El Síndrome del Cromosoma 14 en Anillo suele presentarse con hipotonía (bajo tono muscular) y retrasos en el desarrollo psicomotor. La práctica regular de ejercicio ayuda a fortalecer la musculatura central, mejora el equilibrio y fomenta la integración sensorial. Para los 22 miembros de nuestra comunidad de DiseaseMaps que viven con Síndrome del Cromosoma 14 en Anillo, el movimiento ha demostrado ser una herramienta clave para reducir la ansiedad y mejorar la calidad del sueño, aspectos frecuentemente alterados en este síndrome.

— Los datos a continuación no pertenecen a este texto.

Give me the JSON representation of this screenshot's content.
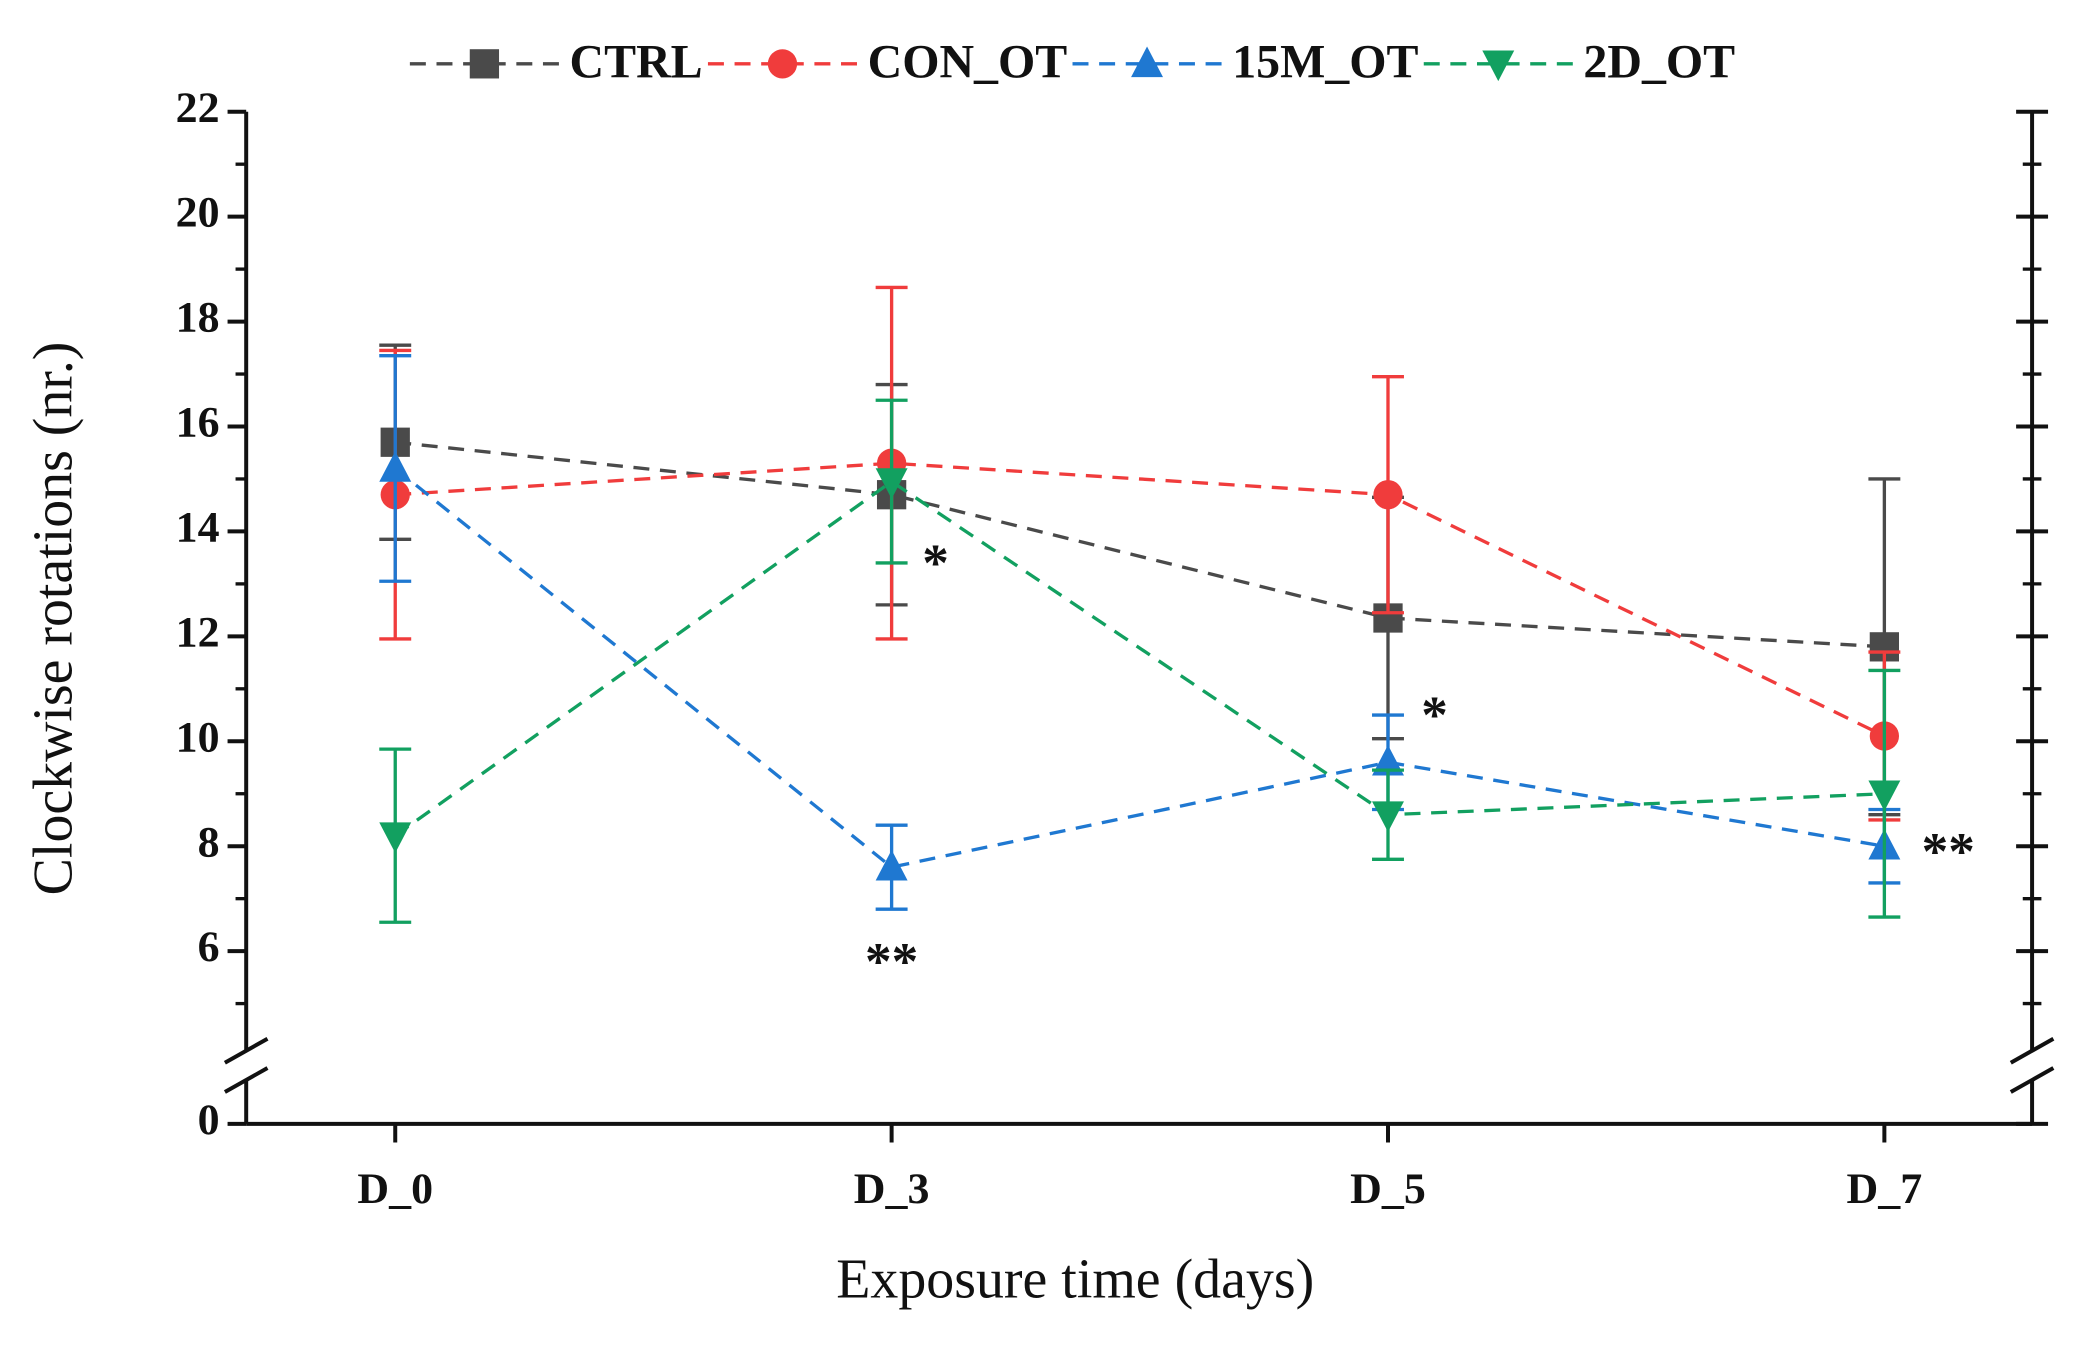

Dada la variabilidad clínica del Síndrome del Cromosoma 14 en Anillo, el enfoque debe ser personalizado. Las actividades que priorizan la propiocepción y la seguridad son las más recomendadas:
La intensidad debe ser siempre moderada, evitando la fatiga extrema, ya que algunos pacientes con Síndrome del Cromosoma 14 en Anillo pueden presentar una mayor susceptibilidad a la desregulación física. Se recomienda iniciar con sesiones cortas de 20 a 30 minutos, dos o tres veces por semana, bajo supervisión profesional que conozca las necesidades particulares de quienes padecen el Síndrome del Cromosoma 14 en Anillo.
Este contenido es informativo y no sustituye el consejo médico profesional; consulte siempre a su equipo de especialistas antes de realizar cambios en la rutina de salud de su familiar.